The shift to remote working, the introduction of electric vehicles and a life increasingly lived online are driving the global economy's insatiable appetite for tiny computer chips upon which modern life rests.
As chip suppliers scramble to meet demand for ever smaller and ever more powerful transistors - a market expected to almost double to US$1 trillion (S$1.4 trillion) by the end of the decade - the future-facing industry must contend with a post-pandemic world of labour shortages, great-power rivalries and customers who want to produce the gadgets for themselves.

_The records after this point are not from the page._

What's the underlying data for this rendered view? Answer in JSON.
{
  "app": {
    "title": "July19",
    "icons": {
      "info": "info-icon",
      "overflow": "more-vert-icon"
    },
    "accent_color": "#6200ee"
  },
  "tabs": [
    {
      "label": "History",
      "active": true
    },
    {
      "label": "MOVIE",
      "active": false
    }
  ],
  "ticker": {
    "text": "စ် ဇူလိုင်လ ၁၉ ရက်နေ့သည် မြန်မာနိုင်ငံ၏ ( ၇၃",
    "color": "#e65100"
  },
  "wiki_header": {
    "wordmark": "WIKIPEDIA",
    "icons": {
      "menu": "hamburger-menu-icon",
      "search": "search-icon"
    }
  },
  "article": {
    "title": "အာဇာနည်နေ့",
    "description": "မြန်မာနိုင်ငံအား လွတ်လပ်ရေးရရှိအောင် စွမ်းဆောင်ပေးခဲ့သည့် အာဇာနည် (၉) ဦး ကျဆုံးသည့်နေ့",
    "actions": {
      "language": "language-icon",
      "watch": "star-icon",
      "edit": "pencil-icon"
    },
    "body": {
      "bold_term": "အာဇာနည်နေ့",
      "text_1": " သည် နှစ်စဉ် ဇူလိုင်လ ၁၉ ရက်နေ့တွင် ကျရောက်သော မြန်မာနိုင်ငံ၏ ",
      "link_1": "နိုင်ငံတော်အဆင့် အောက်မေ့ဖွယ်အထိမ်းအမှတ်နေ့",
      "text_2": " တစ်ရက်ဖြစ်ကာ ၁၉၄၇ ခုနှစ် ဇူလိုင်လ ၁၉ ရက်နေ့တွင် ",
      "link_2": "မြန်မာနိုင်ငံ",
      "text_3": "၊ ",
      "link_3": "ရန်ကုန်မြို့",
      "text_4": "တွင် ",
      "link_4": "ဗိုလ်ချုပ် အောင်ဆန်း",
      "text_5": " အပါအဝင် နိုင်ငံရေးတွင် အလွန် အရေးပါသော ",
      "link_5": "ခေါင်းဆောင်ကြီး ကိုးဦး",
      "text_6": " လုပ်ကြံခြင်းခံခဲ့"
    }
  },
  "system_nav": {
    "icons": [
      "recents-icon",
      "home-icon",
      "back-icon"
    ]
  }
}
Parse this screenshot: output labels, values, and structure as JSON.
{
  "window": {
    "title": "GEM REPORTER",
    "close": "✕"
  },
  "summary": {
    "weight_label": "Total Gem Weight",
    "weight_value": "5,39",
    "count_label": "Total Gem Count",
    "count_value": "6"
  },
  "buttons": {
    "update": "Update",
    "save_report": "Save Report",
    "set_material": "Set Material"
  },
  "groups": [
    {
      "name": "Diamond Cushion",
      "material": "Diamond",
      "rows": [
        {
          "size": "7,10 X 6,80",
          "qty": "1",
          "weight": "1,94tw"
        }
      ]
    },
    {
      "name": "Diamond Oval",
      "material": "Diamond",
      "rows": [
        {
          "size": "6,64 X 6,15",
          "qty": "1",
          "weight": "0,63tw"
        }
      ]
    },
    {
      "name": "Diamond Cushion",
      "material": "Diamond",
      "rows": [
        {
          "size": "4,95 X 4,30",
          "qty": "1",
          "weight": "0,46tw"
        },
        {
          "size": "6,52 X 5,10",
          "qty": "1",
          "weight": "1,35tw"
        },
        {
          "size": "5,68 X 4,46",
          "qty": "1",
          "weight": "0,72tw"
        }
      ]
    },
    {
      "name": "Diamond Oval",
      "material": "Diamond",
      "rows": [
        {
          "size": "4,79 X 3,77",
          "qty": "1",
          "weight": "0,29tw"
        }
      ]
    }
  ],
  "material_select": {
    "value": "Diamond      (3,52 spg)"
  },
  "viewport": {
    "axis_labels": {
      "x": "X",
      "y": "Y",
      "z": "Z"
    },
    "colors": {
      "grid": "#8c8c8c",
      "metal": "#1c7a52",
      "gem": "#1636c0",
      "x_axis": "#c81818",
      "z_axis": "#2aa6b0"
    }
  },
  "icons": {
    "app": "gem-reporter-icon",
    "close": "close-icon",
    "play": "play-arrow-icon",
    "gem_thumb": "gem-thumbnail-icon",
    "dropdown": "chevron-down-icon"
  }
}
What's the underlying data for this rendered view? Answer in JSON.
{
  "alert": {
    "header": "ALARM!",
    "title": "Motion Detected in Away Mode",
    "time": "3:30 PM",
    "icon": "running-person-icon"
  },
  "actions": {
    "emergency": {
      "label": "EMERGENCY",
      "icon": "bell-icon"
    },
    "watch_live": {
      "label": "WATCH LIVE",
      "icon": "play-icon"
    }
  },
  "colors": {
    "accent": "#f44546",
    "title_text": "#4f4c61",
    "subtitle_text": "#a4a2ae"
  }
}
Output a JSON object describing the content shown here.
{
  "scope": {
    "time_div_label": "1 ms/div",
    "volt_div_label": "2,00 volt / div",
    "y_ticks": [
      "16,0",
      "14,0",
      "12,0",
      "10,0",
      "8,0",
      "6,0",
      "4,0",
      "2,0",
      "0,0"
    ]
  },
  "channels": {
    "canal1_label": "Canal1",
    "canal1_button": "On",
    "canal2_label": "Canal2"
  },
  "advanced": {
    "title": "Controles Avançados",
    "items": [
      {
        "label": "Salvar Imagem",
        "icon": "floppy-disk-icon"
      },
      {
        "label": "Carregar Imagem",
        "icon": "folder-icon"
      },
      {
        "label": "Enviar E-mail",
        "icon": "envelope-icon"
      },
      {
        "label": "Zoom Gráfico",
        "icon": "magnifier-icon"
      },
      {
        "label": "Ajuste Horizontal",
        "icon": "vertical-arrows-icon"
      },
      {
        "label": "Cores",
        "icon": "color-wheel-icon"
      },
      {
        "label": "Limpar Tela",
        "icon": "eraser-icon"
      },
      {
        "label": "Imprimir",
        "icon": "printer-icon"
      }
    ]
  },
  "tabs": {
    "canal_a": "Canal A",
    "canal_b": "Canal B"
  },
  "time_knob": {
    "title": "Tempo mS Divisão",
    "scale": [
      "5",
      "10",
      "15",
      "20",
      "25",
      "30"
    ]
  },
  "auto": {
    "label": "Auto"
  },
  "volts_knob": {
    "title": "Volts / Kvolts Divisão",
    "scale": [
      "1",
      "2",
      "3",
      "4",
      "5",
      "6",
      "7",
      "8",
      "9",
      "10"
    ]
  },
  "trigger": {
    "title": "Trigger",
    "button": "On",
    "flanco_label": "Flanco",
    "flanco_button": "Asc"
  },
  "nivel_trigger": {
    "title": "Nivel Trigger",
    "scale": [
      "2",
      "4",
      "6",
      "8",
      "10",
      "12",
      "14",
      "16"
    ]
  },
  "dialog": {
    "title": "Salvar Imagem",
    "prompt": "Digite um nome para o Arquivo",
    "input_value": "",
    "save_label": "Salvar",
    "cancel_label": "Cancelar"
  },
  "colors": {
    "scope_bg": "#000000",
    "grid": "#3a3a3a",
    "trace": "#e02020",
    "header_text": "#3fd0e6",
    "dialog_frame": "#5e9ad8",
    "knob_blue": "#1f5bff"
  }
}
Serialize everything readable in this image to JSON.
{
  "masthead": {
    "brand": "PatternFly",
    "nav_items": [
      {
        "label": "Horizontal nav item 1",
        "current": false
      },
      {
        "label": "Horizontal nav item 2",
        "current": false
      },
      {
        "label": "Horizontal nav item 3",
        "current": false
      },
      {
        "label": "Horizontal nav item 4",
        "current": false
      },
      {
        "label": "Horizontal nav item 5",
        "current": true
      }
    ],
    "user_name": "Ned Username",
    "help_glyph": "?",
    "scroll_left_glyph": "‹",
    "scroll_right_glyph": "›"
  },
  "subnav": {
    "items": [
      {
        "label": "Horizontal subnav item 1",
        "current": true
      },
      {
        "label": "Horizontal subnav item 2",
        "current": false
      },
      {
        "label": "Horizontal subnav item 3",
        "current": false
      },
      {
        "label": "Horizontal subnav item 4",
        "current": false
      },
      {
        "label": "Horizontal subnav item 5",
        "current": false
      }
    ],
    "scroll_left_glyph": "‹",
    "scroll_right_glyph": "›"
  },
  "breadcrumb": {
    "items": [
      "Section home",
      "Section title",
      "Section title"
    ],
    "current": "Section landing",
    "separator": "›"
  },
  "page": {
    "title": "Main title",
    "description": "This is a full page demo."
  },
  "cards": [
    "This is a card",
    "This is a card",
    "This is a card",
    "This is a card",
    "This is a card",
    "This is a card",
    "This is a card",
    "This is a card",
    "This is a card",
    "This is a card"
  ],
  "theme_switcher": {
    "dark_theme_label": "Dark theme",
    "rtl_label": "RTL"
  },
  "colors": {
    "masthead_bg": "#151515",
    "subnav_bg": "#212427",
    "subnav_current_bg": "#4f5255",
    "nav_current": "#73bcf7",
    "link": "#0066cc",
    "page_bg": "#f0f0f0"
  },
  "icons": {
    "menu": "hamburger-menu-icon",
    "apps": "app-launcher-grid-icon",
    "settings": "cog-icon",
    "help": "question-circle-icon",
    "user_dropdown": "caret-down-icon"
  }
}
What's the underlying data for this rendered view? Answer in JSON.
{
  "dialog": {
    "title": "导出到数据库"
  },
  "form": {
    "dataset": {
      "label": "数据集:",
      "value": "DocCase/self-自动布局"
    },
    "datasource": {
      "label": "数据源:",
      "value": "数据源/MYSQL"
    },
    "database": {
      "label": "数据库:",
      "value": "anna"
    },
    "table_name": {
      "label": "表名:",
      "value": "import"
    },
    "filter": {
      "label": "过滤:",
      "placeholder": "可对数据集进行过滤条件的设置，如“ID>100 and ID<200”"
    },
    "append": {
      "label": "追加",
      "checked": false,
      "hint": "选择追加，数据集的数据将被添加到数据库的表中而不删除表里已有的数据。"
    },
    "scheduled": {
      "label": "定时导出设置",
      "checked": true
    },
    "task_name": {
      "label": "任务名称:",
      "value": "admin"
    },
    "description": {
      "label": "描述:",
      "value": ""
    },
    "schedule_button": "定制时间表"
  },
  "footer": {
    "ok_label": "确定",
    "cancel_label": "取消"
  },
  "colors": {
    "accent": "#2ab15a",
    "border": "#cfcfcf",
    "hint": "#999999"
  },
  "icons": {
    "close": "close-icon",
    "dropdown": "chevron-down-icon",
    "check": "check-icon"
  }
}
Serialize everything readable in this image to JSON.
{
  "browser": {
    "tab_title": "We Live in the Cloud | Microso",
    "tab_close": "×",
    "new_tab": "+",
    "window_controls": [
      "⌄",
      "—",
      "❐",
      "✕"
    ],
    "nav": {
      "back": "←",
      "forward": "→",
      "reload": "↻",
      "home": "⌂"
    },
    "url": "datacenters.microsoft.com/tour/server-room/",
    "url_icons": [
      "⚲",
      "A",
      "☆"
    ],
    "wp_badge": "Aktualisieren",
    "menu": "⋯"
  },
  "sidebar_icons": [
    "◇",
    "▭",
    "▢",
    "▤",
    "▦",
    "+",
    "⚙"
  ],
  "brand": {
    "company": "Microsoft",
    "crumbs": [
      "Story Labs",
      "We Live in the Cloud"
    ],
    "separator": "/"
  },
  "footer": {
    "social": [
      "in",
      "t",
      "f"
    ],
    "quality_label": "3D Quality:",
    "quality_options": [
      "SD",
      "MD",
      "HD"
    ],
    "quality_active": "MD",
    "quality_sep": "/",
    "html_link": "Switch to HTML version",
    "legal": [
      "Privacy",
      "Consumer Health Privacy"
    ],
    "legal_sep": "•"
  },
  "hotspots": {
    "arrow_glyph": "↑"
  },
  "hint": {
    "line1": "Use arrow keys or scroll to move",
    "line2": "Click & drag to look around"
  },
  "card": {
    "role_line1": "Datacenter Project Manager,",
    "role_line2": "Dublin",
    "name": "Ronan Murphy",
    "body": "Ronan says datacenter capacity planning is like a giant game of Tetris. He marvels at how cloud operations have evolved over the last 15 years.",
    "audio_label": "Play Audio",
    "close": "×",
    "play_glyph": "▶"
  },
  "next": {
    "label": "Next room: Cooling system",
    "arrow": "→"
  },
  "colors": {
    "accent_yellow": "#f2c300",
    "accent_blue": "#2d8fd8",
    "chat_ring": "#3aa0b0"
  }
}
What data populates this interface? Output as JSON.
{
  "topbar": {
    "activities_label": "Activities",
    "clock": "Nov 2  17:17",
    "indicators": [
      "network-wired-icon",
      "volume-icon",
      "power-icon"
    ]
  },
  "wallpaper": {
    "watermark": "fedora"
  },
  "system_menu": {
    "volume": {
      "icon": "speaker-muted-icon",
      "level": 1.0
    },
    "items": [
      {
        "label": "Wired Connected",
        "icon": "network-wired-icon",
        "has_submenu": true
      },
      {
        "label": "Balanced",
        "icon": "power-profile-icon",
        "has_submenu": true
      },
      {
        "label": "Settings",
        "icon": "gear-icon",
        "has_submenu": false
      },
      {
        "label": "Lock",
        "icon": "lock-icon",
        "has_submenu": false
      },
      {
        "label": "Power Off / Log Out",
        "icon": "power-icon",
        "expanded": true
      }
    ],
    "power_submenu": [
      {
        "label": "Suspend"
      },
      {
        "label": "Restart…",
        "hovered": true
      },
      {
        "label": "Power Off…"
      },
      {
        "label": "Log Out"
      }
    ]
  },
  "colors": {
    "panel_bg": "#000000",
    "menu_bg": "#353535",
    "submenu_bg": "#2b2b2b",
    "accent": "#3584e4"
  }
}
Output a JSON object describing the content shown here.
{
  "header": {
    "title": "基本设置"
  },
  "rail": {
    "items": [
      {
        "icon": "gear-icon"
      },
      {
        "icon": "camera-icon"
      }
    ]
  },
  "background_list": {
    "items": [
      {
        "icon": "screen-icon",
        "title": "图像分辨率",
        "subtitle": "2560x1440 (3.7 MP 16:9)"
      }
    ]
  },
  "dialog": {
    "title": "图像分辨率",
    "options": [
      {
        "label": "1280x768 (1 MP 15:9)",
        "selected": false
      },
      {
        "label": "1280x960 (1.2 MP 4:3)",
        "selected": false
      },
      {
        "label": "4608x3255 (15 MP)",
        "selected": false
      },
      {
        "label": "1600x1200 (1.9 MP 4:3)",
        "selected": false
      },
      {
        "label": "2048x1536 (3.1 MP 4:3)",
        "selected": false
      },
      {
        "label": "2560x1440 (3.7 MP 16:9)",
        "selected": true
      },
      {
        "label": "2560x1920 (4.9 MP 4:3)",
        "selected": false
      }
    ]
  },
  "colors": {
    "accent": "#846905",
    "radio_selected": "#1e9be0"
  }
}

The US-China tech rivalry, in particular, can both be a boon and bane for countries in Southeast Asia with a substantial chip sector. US efforts to curtail China's semiconductor industry has meant that firms in the industry are looking to expand outside of China.
The US-China strategic rivalry that has led to mounting tension in the Taiwan Strait has also meant that companies are seeking to diversify away from Taiwan by building new plants overseas, including in Southeast Asia. One such firm is Taiwan Semiconductor Manufacturing Company (TSMC), which is building new factories in the United States and Japan but also reported to be considering building one in Singapore.
However, geopolitical tensions add to the risks and uncertainties of doing business with either of the two great-power rivals.
For Southeast Asia's chip-producing countries much is at stake.
Not only do computer chips contribute big chunks of gross domestic product (GDP) and help countries woo high-tech foreign investment and cultivate a talented work force, the industry has also helped underpin the region's reputation as a reliable manufacturing hub.